You're feeling the weight of gravity on the body as you begin to settle.
Maybe noticing any busyness in the mind.
And if you've chosen the breath as your anchor point,
Maybe just noticing the full length of the in-breath,
Full length of the out-breath,
And any turning points in your breathing.
Not needing to change the breath in any way,
Just being with the breath,
Watching it flow.
And when you're ready now,
Inviting you to bring to mind an image of yourself.
Might be helpful to consider maybe an image of yourself when you were younger,
When you were a child.
And if it's helpful for you,
Maybe just placing a hand on the chest or the heart,
And as much as you're able to,
Just bringing to mind all the details of this image of yourself.
And if an image doesn't come clearly,
Maybe just resting in a sense of yourself.
Now introducing some phrases,
Maybe saying them to yourself alongside the breath.
May I be well.
May I be happy.
May I live with lightness and ease in the midst of my life.
May I be well.
May I be happy.
May I live with lightness and ease in the midst of my life.
Feeling free to adjust those phrases,
Maybe just finding something that works better for you.
Be tuning in and noticing any reactivity to those phrases.

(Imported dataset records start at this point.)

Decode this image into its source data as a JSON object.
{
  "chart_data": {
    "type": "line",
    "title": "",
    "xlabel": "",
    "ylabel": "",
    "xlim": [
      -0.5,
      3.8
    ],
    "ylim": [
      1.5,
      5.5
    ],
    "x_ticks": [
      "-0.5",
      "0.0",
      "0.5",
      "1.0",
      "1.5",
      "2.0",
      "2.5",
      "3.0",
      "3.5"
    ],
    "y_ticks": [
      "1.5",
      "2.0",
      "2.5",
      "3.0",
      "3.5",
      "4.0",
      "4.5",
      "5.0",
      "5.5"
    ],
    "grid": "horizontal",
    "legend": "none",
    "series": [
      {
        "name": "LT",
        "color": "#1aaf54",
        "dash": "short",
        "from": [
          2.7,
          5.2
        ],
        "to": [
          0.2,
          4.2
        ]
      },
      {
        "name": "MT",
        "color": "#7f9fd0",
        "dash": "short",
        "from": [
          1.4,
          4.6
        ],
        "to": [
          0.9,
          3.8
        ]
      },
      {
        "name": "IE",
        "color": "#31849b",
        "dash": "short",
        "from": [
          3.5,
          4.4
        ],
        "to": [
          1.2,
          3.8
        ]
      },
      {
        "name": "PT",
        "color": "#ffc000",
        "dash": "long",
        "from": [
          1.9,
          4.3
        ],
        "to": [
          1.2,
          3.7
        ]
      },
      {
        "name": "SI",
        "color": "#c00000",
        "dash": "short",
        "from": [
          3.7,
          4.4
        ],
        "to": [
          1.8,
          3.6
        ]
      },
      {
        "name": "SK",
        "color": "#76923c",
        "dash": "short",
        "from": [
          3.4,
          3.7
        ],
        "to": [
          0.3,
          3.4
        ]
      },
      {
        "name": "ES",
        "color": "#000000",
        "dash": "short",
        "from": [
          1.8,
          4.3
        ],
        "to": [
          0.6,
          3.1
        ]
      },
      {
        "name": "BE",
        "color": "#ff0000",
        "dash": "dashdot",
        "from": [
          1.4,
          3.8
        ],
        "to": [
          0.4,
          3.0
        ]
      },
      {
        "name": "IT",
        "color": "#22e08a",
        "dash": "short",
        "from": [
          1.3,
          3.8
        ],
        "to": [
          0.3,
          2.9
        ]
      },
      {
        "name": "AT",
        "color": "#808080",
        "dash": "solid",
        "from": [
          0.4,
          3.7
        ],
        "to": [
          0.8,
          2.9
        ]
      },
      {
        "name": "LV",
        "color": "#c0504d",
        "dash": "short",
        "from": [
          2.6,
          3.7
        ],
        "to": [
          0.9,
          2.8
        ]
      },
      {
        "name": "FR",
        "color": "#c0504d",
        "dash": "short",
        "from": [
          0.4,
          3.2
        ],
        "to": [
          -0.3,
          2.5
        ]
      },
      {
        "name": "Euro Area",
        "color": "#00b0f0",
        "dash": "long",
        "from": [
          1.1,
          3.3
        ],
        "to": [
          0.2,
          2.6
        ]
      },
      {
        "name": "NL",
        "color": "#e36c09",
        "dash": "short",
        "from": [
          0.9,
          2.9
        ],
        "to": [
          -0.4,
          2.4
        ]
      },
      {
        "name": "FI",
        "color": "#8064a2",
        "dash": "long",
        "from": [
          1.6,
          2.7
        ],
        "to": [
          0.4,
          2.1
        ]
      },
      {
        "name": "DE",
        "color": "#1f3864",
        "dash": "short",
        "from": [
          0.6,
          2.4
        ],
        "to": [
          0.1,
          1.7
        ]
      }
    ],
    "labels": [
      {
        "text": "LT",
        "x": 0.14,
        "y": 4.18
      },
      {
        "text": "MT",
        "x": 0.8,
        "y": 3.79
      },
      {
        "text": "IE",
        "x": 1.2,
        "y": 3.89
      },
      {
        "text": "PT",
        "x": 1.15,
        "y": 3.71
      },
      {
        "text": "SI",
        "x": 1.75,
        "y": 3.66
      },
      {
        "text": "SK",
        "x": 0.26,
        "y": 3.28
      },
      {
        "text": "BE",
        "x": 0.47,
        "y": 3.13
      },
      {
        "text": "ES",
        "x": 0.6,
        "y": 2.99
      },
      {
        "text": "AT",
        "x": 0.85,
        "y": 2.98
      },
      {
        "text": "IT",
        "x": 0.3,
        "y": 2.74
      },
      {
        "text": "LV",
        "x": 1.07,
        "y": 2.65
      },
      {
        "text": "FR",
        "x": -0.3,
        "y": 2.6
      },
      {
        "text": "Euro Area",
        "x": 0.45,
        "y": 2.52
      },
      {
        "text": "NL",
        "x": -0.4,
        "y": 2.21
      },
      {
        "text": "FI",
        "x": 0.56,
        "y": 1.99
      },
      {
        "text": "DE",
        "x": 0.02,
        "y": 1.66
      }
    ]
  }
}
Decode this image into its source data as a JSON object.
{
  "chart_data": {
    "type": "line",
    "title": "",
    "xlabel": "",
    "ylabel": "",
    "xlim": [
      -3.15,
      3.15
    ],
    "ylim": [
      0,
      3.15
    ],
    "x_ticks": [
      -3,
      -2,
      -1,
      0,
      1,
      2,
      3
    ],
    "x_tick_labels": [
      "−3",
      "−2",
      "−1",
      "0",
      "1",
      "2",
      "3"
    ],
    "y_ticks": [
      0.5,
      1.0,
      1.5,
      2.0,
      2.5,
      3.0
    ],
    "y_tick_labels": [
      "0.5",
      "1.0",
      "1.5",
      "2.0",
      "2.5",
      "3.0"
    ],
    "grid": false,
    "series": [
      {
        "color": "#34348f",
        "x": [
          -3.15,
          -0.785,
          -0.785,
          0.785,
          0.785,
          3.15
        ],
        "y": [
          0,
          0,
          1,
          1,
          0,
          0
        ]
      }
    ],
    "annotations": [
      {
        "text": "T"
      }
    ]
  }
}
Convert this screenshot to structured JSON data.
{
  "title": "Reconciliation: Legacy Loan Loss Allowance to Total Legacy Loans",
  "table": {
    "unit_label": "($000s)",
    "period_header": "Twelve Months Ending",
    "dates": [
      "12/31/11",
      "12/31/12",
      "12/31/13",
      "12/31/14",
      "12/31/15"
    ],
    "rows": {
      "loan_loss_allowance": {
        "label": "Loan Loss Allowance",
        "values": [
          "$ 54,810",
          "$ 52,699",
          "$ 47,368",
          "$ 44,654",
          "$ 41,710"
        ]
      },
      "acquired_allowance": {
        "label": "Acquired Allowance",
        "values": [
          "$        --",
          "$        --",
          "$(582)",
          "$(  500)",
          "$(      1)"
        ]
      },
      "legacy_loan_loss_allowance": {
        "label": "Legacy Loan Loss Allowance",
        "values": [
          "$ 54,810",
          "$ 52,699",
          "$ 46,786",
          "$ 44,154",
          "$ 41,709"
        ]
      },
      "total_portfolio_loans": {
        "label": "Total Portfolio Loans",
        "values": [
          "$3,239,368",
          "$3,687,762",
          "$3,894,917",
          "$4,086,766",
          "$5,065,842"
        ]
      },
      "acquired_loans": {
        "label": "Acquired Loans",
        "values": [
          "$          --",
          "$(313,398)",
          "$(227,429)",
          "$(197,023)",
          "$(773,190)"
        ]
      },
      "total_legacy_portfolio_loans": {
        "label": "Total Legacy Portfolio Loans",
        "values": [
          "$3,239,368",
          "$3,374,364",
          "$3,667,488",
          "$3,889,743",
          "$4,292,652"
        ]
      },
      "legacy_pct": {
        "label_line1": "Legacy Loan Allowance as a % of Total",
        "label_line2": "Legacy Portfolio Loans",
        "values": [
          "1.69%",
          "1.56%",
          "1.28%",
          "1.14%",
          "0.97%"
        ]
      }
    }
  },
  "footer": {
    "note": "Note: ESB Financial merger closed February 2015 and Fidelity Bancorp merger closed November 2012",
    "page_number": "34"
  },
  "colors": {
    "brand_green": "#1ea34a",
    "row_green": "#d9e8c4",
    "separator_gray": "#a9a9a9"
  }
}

It's not always easy to extend well-wishing to ourselves.
May I be well.
May I be happy.
May I live with lightness and ease in the midst of my life.
Noticing any stories that are generated by these phrases.
Any judgments or evaluations.
Just as much as you're able to,
Just letting these go.
Just inclining the mind towards friendliness and kindness to yourself.
Just as you are.
And letting the image of yourself fade away now.
Just letting it fade into the background.
Just touching in with your anchor point.
Inviting you now to bring to mind a neutral person.
So someone that you don't know well.
So it could be maybe a neighbor,
Perhaps a colleague.
Maybe somebody you commute with.
Perhaps that person that you see on the street you've never actually spoken to.
And again,
As much as you're able to,
Just bringing an image of them to mind.
And knowing that just like you,
This person is living a life.
Just like you,
They experience difficulty and joy.
And saying to yourself,
May they be well.
May they be happy.
May they live with lightness and ease in the midst of their life.
May they be well.
May they be happy.
May they live with lightness and ease.
And again,
Noticing any reaction in the mind to this well-wishing.
Maybe a feeling of puzzlement or confusion.
Again,
Just noticing it and as much as you're able to,
Just letting that go.
Just inclining the mind towards well-wishing to this well-wishing.
Neutral person to this person that you don't know.
Knowing just like you,
They want to be happy and they want to be well.
Just acknowledging their desire to live with ease and live with kindness.
May they be well.
May they be happy.
May they live with lightness and ease.
And letting the image of this person fade into the background now.
Just touching in with your anchor point.
Just noticing any after effects of this practice.
Noticing any stories in the mind.
Perhaps any emotions.
And noticing any difficulties.
Might notice feelings of openness and acceptance of your experience.
Just resting in the after effects of this well-wishing.
Well-wishing to yourself and to others.
But just noticing your posture.
Acknowledging where the mind is.
And as we now begin to bring this practice to a close.
Just seeing if it's possible to bring this open,
Generous,
Expanded awareness.
To recognize we're part of a wider community of beings who all experience suffering and joy.
Maybe just taking a couple of deep breaths now.
Be having a stretch,
A little bit of movement.
As we bring this practice to a close.